“I think anybody is complicit that is not trying to do anything,” one protester said.Craig Hudson for The New York Times
Activists sat in three-hour blocks throughout Monday night. Craig Hudson for The New York Times

“For all their energy and intelligence and idealism, young people lack the structural power to make change on the scale we need in the time that we have,” said Mr. McKibben, who is 62, chatting early Tuesday before an anti-big bank climate rally in Washington’s Franklin Park. “We all vote, we ended up with most of the resources in our society. If we’re going to make Washington and Wall Street change, it’ll take a few people with hairlines like mine.”

The protests came on the heels of the latest dire report from the Intergovernmental Panel on Climate Change, which forecast that within the next decade, average global temperatures are likely to increase by 1.5 degrees Celsius, or 2.7 degrees Fahrenheit, compared to preindustrial levels and making catastrophic weather events harder for human and other life-forms to bear. To ward off the worst, nations must cut greenhouse gasses by half by 2030, the report said, and stop adding carbon dioxide to the atmosphere by the early 2050s.

Yet in 2022, carbon emissions hit record highs and the top oil producers reaped a record-breaking $220 billion in profits.

And though major oil-funding banks are also investing in renewable energy sources, several protesters dismissed such efforts as greenwashing. “They’re running ads on TV, a lot of the big oil companies, about how they’re doing all these environmentally friendly things, but they’re doing record oil exploration,” said Fred Solowey, 71. “And then these phony offsets that they use a lot, to pretend that they’re going to be carbon neutral. It’s hogwash.”

For the rockers, the goal was to urge people to pull their money out of the oil-funding banks, and to goose the consciences of bank executives.

“I think anybody is complicit that is not trying to do anything,” said Pam Murphy, 64, as she sat outside the Chase branch early Tuesday, in front of a sign that read “This bank funds climate chaos.” One rocking chair over sat Susan Flashman, 68, a retired electrician who lives in Mount Rainier, Md. “We’re the activists, we’re the boomers,” Ms. Flashman said. “People our age, we’re just incensed that no nobody’s doing anything. So here we are.”

The protests came on the heels of the latest dire report from the Intergovernmental Panel on Climate Change.Craig Hudson for The New York Times
Organizers hosted a rocking chair painting party before driving the chairs to Washington.Craig Hudson for The New York Times

Most of the rocking chair activists were from the Washington metropolitan area, and sat in three-hour blocks throughout Monday night, though Ellen Barfield, 66, opted to sit multiple shifts from Monday evening until 5 a.m. Tuesday. She was a night owl anyhow, she said, and still up for the occasional all-nighter. “It’s better than a camp chair,” she said, of the seating arrangement, “And it’s poetic.”

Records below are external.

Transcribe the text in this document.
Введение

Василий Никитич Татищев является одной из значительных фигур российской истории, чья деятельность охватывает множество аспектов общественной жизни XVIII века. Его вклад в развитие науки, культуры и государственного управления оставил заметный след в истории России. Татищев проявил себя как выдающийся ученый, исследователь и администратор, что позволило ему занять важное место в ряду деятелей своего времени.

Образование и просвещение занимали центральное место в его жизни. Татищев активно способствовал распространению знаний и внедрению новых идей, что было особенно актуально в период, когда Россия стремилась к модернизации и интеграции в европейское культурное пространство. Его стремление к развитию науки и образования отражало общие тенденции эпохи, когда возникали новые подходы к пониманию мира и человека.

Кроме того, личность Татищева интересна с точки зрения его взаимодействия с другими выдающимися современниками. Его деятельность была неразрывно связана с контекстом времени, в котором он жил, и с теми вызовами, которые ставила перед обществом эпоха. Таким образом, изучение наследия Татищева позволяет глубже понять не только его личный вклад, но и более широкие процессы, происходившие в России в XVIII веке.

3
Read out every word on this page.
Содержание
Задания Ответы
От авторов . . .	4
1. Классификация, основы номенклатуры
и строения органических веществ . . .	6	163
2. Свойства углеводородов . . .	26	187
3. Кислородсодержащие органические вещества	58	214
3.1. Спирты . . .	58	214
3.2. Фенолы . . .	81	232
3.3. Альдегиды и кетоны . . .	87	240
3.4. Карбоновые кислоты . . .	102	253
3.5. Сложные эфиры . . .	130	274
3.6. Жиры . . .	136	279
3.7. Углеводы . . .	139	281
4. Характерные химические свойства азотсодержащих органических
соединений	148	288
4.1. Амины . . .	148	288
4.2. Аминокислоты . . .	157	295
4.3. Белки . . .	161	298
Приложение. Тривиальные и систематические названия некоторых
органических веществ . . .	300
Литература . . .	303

“I mean, our climate is getting worse and worse,” Ms. Barfield continued. “We are far from doing what we need to do about it. And these banks are a big part of why, because they keep pouring money into this horrendous industry. And that has got to change, right?”

Most of the rocking chairs (there were about 50 in all) had been gathered by Lisa Finn, 57, and her husband, who live outside of Alexandria, Va., and hosted a rocking chair painting party before driving the chairs up in a U-Haul.

Along with the rally at Franklin Park (speakers included Ebony Twilley Martin, the co-executive director of Greenpeace USA; and Ben Jealous, executive director of the Sierra Club) there were marches featuring banners, outsize puppets and at least one shofar, and the blockading, with even more rocking chairs, of Wells Fargo and Chase. One protester was arrested after using paint on the street, organizers said.

Before addressing the rally, Mr. Jealous said pressure from older activists ought to make the banks take notice.

“For the banks, this is a very worrisome signal,” he said. “They can write off young people, they don’t see them as having a whole lot of money right now. They know these folks do.”

For his part, Mr. McKibben conceded that closing personal accounts in oil-funding banks was not likely to impose enough financial harm to force change, but said that merely underscored the urgent need to do more.

“We can put serious pressure on their reputations, their images, their brands, and their sense of themselves,” he said. “Right now, the most powerful people in the world are deeply complicit in the gravest crisis that the world has ever experienced. So part of today is an attempt to rouse these guys to some kind of sense of their place in history.”